Even more informally, on a given machine, an optimizer performs the state
transition machine.parameters = new_parameters, whereas an RL agent performs
the state transition machine.parameters += corrections iteratively.
This package provides interfaces to implement for problems that should be
compatible both with numerical optimizers and RL agents. It is based on the
Gym environment API and enhances it with the SingleOptimizable interface.
In addition, the output and metadata of the environments is restricted to make the behavior of environments more uniform and compatible to make them more easily visualizable and integrable into a generic machine-optimization application.
Quickstart
Start a Python project. In your setup.cfg or setup.py, add dependencies on
Gymnasium and the COI. Make sure to pick a COI version that is supported by the
application that will optimize your problem.
# setup.cfg
[options]
install_requires =
gymnasium >= 0.29
cernml-coi >= 0.9.0
Then, write a class that implements one or multiple of the optimization interfaces. Finally register it so that an application that imports your package may find it. (See the Parabola example for a more fully featured version of the code below.)
# my_project/__init__.py
import gymnasium as gym
import numpy as np
from cernml import coi
class Parabola(coi.SingleOptimizable, gym.Env):
observation_space = gym.spaces.Box(-2.0, 2.0, shape=(2,))

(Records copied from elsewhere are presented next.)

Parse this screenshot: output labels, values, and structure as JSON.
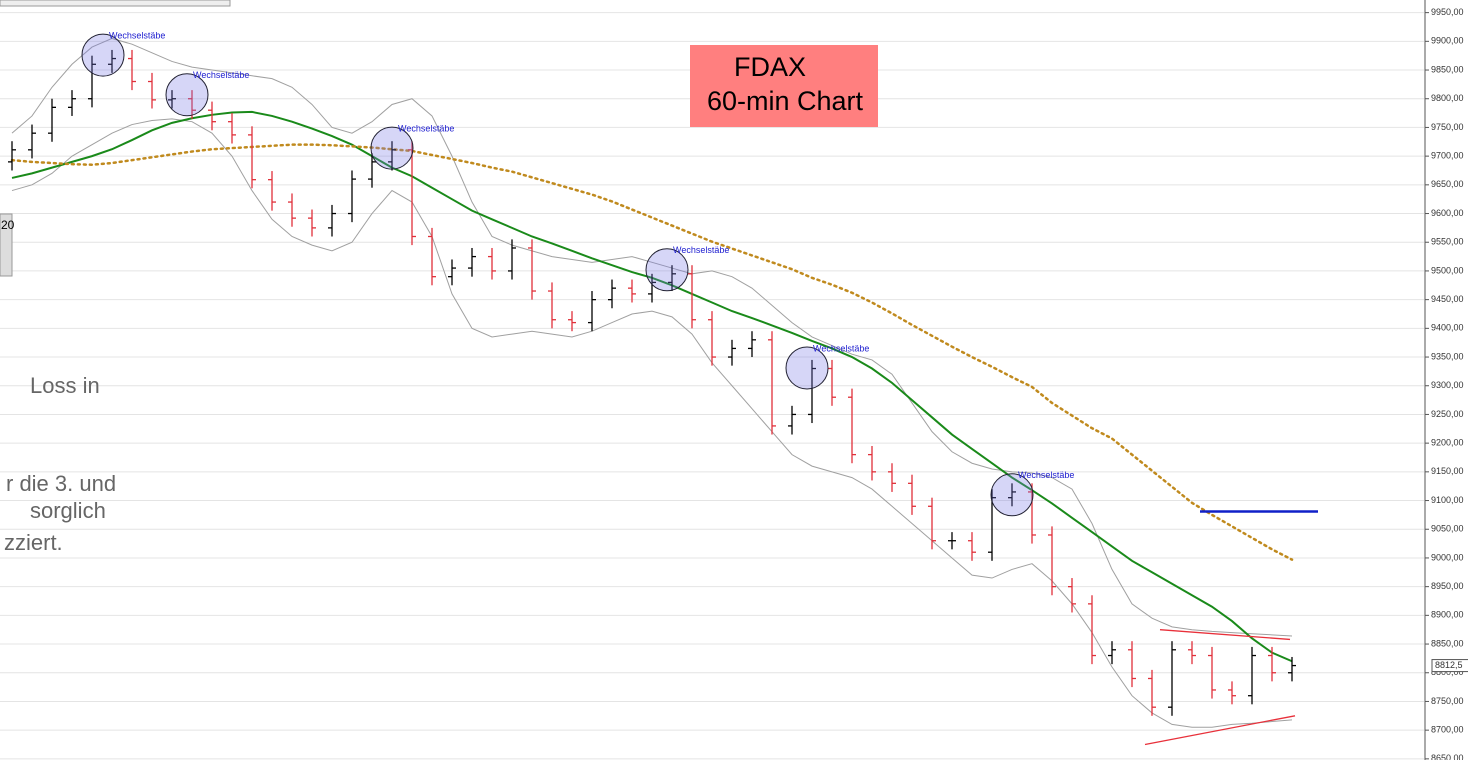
{
  "chart_data": {
    "type": "ohlc",
    "title": [
      "FDAX",
      "60-min Chart"
    ],
    "xlim": [
      -0.6,
      70.6
    ],
    "ylim": [
      8648,
      9972
    ],
    "grid": true,
    "up_color": "#000000",
    "down_color": "#e0303a",
    "yticks": [
      {
        "value": 9950,
        "label": "9950,00"
      },
      {
        "value": 9900,
        "label": "9900,00"
      },
      {
        "value": 9850,
        "label": "9850,00"
      },
      {
        "value": 9800,
        "label": "9800,00"
      },
      {
        "value": 9750,
        "label": "9750,00"
      },
      {
        "value": 9700,
        "label": "9700,00"
      },
      {
        "value": 9650,
        "label": "9650,00"
      },
      {
        "value": 9600,
        "label": "9600,00"
      },
      {
        "value": 9550,
        "label": "9550,00"
      },
      {
        "value": 9500,
        "label": "9500,00"
      },
      {
        "value": 9450,
        "label": "9450,00"
      },
      {
        "value": 9400,
        "label": "9400,00"
      },
      {
        "value": 9350,
        "label": "9350,00"
      },
      {
        "value": 9300,
        "label": "9300,00"
      },
      {
        "value": 9250,
        "label": "9250,00"
      },
      {
        "value": 9200,
        "label": "9200,00"
      },
      {
        "value": 9150,
        "label": "9150,00"
      },
      {
        "value": 9100,
        "label": "9100,00"
      },
      {
        "value": 9050,
        "label": "9050,00"
      },
      {
        "value": 9000,
        "label": "9000,00"
      },
      {
        "value": 8950,
        "label": "8950,00"
      },
      {
        "value": 8900,
        "label": "8900,00"
      },
      {
        "value": 8850,
        "label": "8850,00"
      },
      {
        "value": 8800,
        "label": "8800,00"
      },
      {
        "value": 8750,
        "label": "8750,00"
      },
      {
        "value": 8700,
        "label": "8700,00"
      },
      {
        "value": 8650,
        "label": "8650,00"
      }
    ],
    "open": [
      9690,
      9711,
      9740,
      9785,
      9800,
      9860,
      9870,
      9830,
      9798,
      9800,
      9780,
      9760,
      9737,
      9659,
      9620,
      9592,
      9575,
      9600,
      9660,
      9690,
      9711,
      9560,
      9490,
      9505,
      9525,
      9500,
      9540,
      9465,
      9415,
      9410,
      9450,
      9470,
      9460,
      9480,
      9495,
      9415,
      9350,
      9365,
      9380,
      9230,
      9250,
      9330,
      9280,
      9180,
      9150,
      9130,
      9090,
      9030,
      9030,
      9010,
      9105,
      9115,
      9040,
      8950,
      8920,
      8830,
      8840,
      8790,
      8740,
      8840,
      8830,
      8770,
      8760,
      8830,
      8800
    ],
    "high": [
      9726,
      9755,
      9800,
      9815,
      9875,
      9885,
      9885,
      9845,
      9815,
      9815,
      9795,
      9775,
      9752,
      9674,
      9635,
      9607,
      9615,
      9675,
      9705,
      9726,
      9726,
      9575,
      9520,
      9540,
      9540,
      9555,
      9555,
      9480,
      9430,
      9465,
      9485,
      9485,
      9495,
      9510,
      9510,
      9430,
      9380,
      9395,
      9395,
      9265,
      9345,
      9345,
      9295,
      9195,
      9165,
      9145,
      9105,
      9045,
      9045,
      9120,
      9130,
      9130,
      9055,
      8965,
      8935,
      8855,
      8855,
      8805,
      8855,
      8855,
      8845,
      8785,
      8845,
      8845,
      8827.5
    ],
    "low": [
      9675,
      9696,
      9725,
      9770,
      9785,
      9845,
      9815,
      9783,
      9783,
      9765,
      9745,
      9722,
      9644,
      9605,
      9577,
      9560,
      9560,
      9585,
      9645,
      9675,
      9545,
      9475,
      9475,
      9490,
      9485,
      9485,
      9450,
      9400,
      9395,
      9395,
      9435,
      9445,
      9445,
      9465,
      9400,
      9335,
      9335,
      9350,
      9215,
      9215,
      9235,
      9265,
      9165,
      9135,
      9115,
      9075,
      9015,
      9015,
      8995,
      8995,
      9090,
      9025,
      8935,
      8905,
      8815,
      8815,
      8775,
      8725,
      8725,
      8815,
      8755,
      8745,
      8745,
      8785,
      8785
    ],
    "close": [
      9711,
      9740,
      9785,
      9800,
      9860,
      9870,
      9830,
      9798,
      9800,
      9780,
      9760,
      9737,
      9659,
      9620,
      9592,
      9575,
      9600,
      9660,
      9690,
      9711,
      9560,
      9490,
      9505,
      9525,
      9500,
      9540,
      9465,
      9415,
      9410,
      9450,
      9470,
      9460,
      9480,
      9495,
      9415,
      9350,
      9365,
      9380,
      9230,
      9250,
      9330,
      9280,
      9180,
      9150,
      9130,
      9090,
      9030,
      9030,
      9010,
      9105,
      9115,
      9040,
      8950,
      8920,
      8830,
      8840,
      8790,
      8740,
      8840,
      8830,
      8770,
      8760,
      8830,
      8800,
      8812.5
    ],
    "lines": [
      {
        "color": "#a0a0a0",
        "width": 1,
        "dash": "",
        "values": [
          9740,
          9770,
          9820,
          9860,
          9890,
          9905,
          9895,
          9880,
          9865,
          9855,
          9850,
          9845,
          9840,
          9835,
          9820,
          9790,
          9750,
          9740,
          9760,
          9790,
          9800,
          9770,
          9700,
          9620,
          9560,
          9545,
          9535,
          9525,
          9520,
          9515,
          9520,
          9525,
          9515,
          9505,
          9495,
          9500,
          9490,
          9470,
          9440,
          9410,
          9385,
          9370,
          9355,
          9345,
          9320,
          9270,
          9220,
          9185,
          9165,
          9155,
          9150,
          9148,
          9140,
          9120,
          9060,
          8980,
          8920,
          8895,
          8880,
          8875,
          8872,
          8870,
          8868,
          8866,
          8864
        ]
      },
      {
        "color": "#a0a0a0",
        "width": 1,
        "dash": "",
        "values": [
          9640,
          9650,
          9670,
          9700,
          9720,
          9740,
          9755,
          9762,
          9765,
          9760,
          9740,
          9700,
          9640,
          9590,
          9560,
          9545,
          9535,
          9550,
          9600,
          9640,
          9620,
          9560,
          9460,
          9400,
          9385,
          9390,
          9395,
          9390,
          9385,
          9395,
          9410,
          9425,
          9430,
          9420,
          9390,
          9340,
          9300,
          9260,
          9220,
          9180,
          9160,
          9150,
          9140,
          9120,
          9090,
          9060,
          9030,
          9000,
          8970,
          8965,
          8980,
          8990,
          8960,
          8920,
          8870,
          8810,
          8760,
          8730,
          8710,
          8705,
          8705,
          8710,
          8712,
          8715,
          8718
        ]
      },
      {
        "color": "#1a8a1a",
        "width": 2,
        "dash": "",
        "values": [
          9662,
          9670,
          9680,
          9690,
          9700,
          9712,
          9728,
          9745,
          9758,
          9766,
          9772,
          9776,
          9777,
          9770,
          9760,
          9748,
          9735,
          9720,
          9700,
          9680,
          9665,
          9645,
          9625,
          9605,
          9590,
          9575,
          9560,
          9548,
          9535,
          9522,
          9510,
          9498,
          9488,
          9475,
          9460,
          9445,
          9430,
          9418,
          9405,
          9392,
          9378,
          9365,
          9350,
          9330,
          9305,
          9275,
          9245,
          9215,
          9190,
          9165,
          9140,
          9118,
          9095,
          9070,
          9045,
          9020,
          8995,
          8975,
          8955,
          8935,
          8915,
          8890,
          8860,
          8835,
          8820
        ]
      },
      {
        "color": "#c08a1e",
        "width": 2.5,
        "dash": "2 4",
        "values": [
          9693,
          9690,
          9688,
          9686,
          9685,
          9688,
          9693,
          9698,
          9703,
          9708,
          9712,
          9714,
          9716,
          9718,
          9720,
          9720,
          9719,
          9717,
          9715,
          9712,
          9709,
          9702,
          9695,
          9688,
          9680,
          9673,
          9663,
          9653,
          9643,
          9633,
          9621,
          9607,
          9593,
          9579,
          9565,
          9551,
          9539,
          9527,
          9515,
          9503,
          9488,
          9476,
          9462,
          9445,
          9426,
          9406,
          9387,
          9368,
          9350,
          9333,
          9315,
          9298,
          9270,
          9248,
          9226,
          9208,
          9180,
          9152,
          9124,
          9096,
          9075,
          9055,
          9035,
          9015,
          8997
        ]
      }
    ],
    "trendlines": [
      {
        "color": "#e8303a",
        "x": [
          57.4,
          63.9
        ],
        "y": [
          8875,
          8858
        ]
      },
      {
        "color": "#e8303a",
        "x": [
          56.65,
          64.15
        ],
        "y": [
          8675,
          8725
        ]
      },
      {
        "color": "#1020c8",
        "x": [
          59.4,
          65.3
        ],
        "y": [
          9081,
          9081
        ]
      }
    ],
    "annotations": [
      {
        "text": "Wechselstäbe",
        "x": 4.55,
        "y": 9876
      },
      {
        "text": "Wechselstäbe",
        "x": 8.75,
        "y": 9807
      },
      {
        "text": "Wechselstäbe",
        "x": 19,
        "y": 9714
      },
      {
        "text": "Wechselstäbe",
        "x": 32.75,
        "y": 9502
      },
      {
        "text": "Wechselstäbe",
        "x": 39.75,
        "y": 9331
      },
      {
        "text": "Wechselstäbe",
        "x": 50,
        "y": 9110
      }
    ],
    "last_price": {
      "value": 8812.5,
      "label": "8812,5"
    },
    "overlay_texts": [
      "20",
      "Loss in",
      "r die 3. und",
      "sorglich",
      "zziert."
    ]
  }
}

action_space = gym.spaces.Box(-1.0, 1.0, shape=(2,))
optimization_space = gym.spaces.Box(-2.0, 2.0, shape=(2,))
metadata = {
"render_modes": [],
"cern.machine": coi.Machine.NO_MACHINE,
}
def __init__(self, render_mode=None):
self.render_mode = render_mode
self.pos = np.zeros(2)
self._train = True
def reset(self, *, seed=None, options=None):
super.reset(seed=seed, options=options)
self.pos = self.action_space.sample()
return self.pos.copy()
def step(self, action):
next_pos = self.pos + action
ob_space = self.observation_space
self.pos = np.clip(next_pos, ob_space.low, ob_space.high)
reward = -sum(self.pos ** 2)
terminated = (reward > -0.05) or next_pos not in ob_space
truncated = False
return self.pos.copy(), reward, terminated, truncated, {}
def get_initial_params(self, *, seed=None, options=None):
return self.reset(seed=seed, options=options)
def compute_single_objective(self, params):
ob_space = self.observation_space
self.pos = np.clip(params, ob_space.low, ob_space.high)
loss = sum(self.pos ** 2)
return loss
coi.register("Parabola-v0", entry_point=Parabola, max_episode_steps=10)
Any host application may then import your package and instantiate your optimization problem.
import my_project
from cernml import coi
problem = coi.make("Parabola-v0")
optimize_in_some_way(problem)
Documentation
Inside the CERN network, you can read the package documentation on the Acc-Py documentation server. The same documentation is available outside of CERN via CERN's Gitlab Pages service, though some cross-links to CERN-internal projects may not work. Finally, API documentation is provided through extensive Python docstrings.
Changelog
Stability
This package uses a variant of Semantic Versioning that makes additional promises during the initial development (major version 0): whenever breaking changes to the public API are published, the first non-zero version number will increase. This means that code that uses COI version 0.9.0 will continue to work with version 0.9.1, but may break with version 0.10.0.
License
Except as otherwise noted, this work is licensed under either of GNU Public License, Version 3.0 or later, or European Union Public License, Version 1.2 or later, at your option. See COPYING for details.
Unless You explicitly state otherwise, any contribution intentionally submitted by You for inclusion in this Work (the Covered Work) shall be dual-licensed as above, without any additional terms or conditions.
For full authorship information, see the version control history.